Reputation: 32090
I'm trying to find duplicates in my users
table (don't ask, it's a lot of red tape), but I'm having a problem creating an index for the query I've created. The table looks like:
+----------------+---------+------+-----+---------+----------------+
| Field | Type | Null | Key | Default | Extra |
+----------------+---------+------+-----+---------+----------------+
| id | int(10) | NO | PRI | NULL | auto_increment |
| email | text | YES | MUL | NULL | |
| username | text | YES | MUL | NULL | |
| password | text | YES | | NULL | |
+----------------+---------+------+-----+---------+----------------+
There are other fields, but these are what I am searching off of. The query I wrote for finding the duplicates looks like:
SELECT COUNT(username) count,GROUP_CONCAT(id) ids,username,email,password
FROM users
GROUP BY username,email,password
HAVING COUNT(username) > 1
And the index I created is:
CREATE INDEX users_id_username_password_email
ON users id,username(64),password(64),email(64));
Unfortunately, describe doesn't seem to be using this index:
mysql> describe SELECT COUNT(username) count,GROUP_CONCAT(id) ids,
-> username,email,password
-> FROM users
-> GROUP BY username,email,password
-> HAVING COUNT(username) > 1\G
*************************** 1. row ***************************
id: 1
select_type: SIMPLE
table: users
type: ALL
possible_keys: NULL
key: NULL
key_len: NULL
ref: NULL
rows: 705418
Extra: Using filesort
So the root question is, what kind of index should I be creating to find duplicate entries on a table such as this?

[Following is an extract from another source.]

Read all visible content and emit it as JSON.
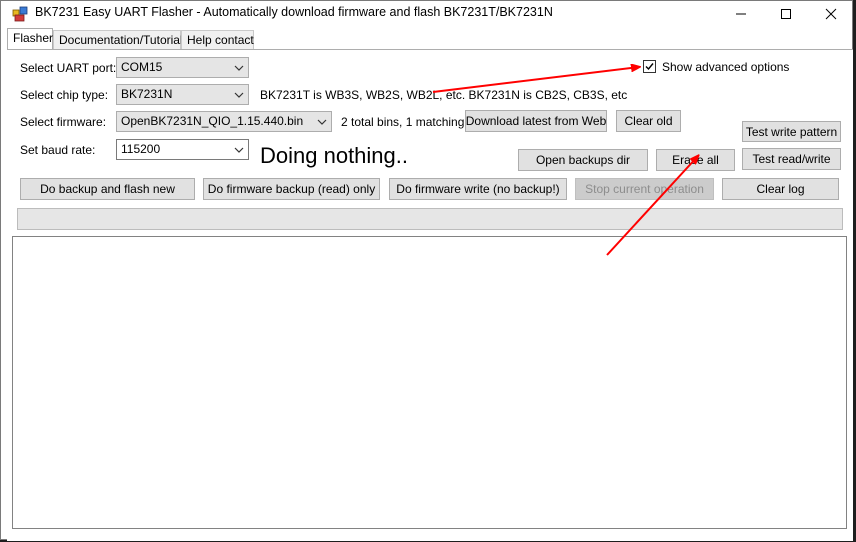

Edit: Changing the order of the query to match the index did nothing:
mysql> describe SELECT COUNT(username) count,GROUP_CONCAT(id) ids,
-> username,password,email
-> FROM users
-> GROUP BY username,password,email
-> HAVING COUNT(username) > 1\G
*************************** 1. row ***************************
id: 1
select_type: SIMPLE
table: users
type: ALL
possible_keys: NULL
key: NULL
key_len: NULL
ref: NULL
rows: 705418
Extra: Using filesort
Upvotes: 1
Views: 132
Reputation: 563011
There's no point for the RDBMS to use an index if it needs to read every row anyway. The presence of an index doesn't matter, the order of columns in the index doesn't matter, and it wouldn't even matter if you used FORCE INDEX.
By analogy, if I asked you to find every occurrence of the word "the" in a book, would you use the index at the back of the book, or would you just read it cover to cover?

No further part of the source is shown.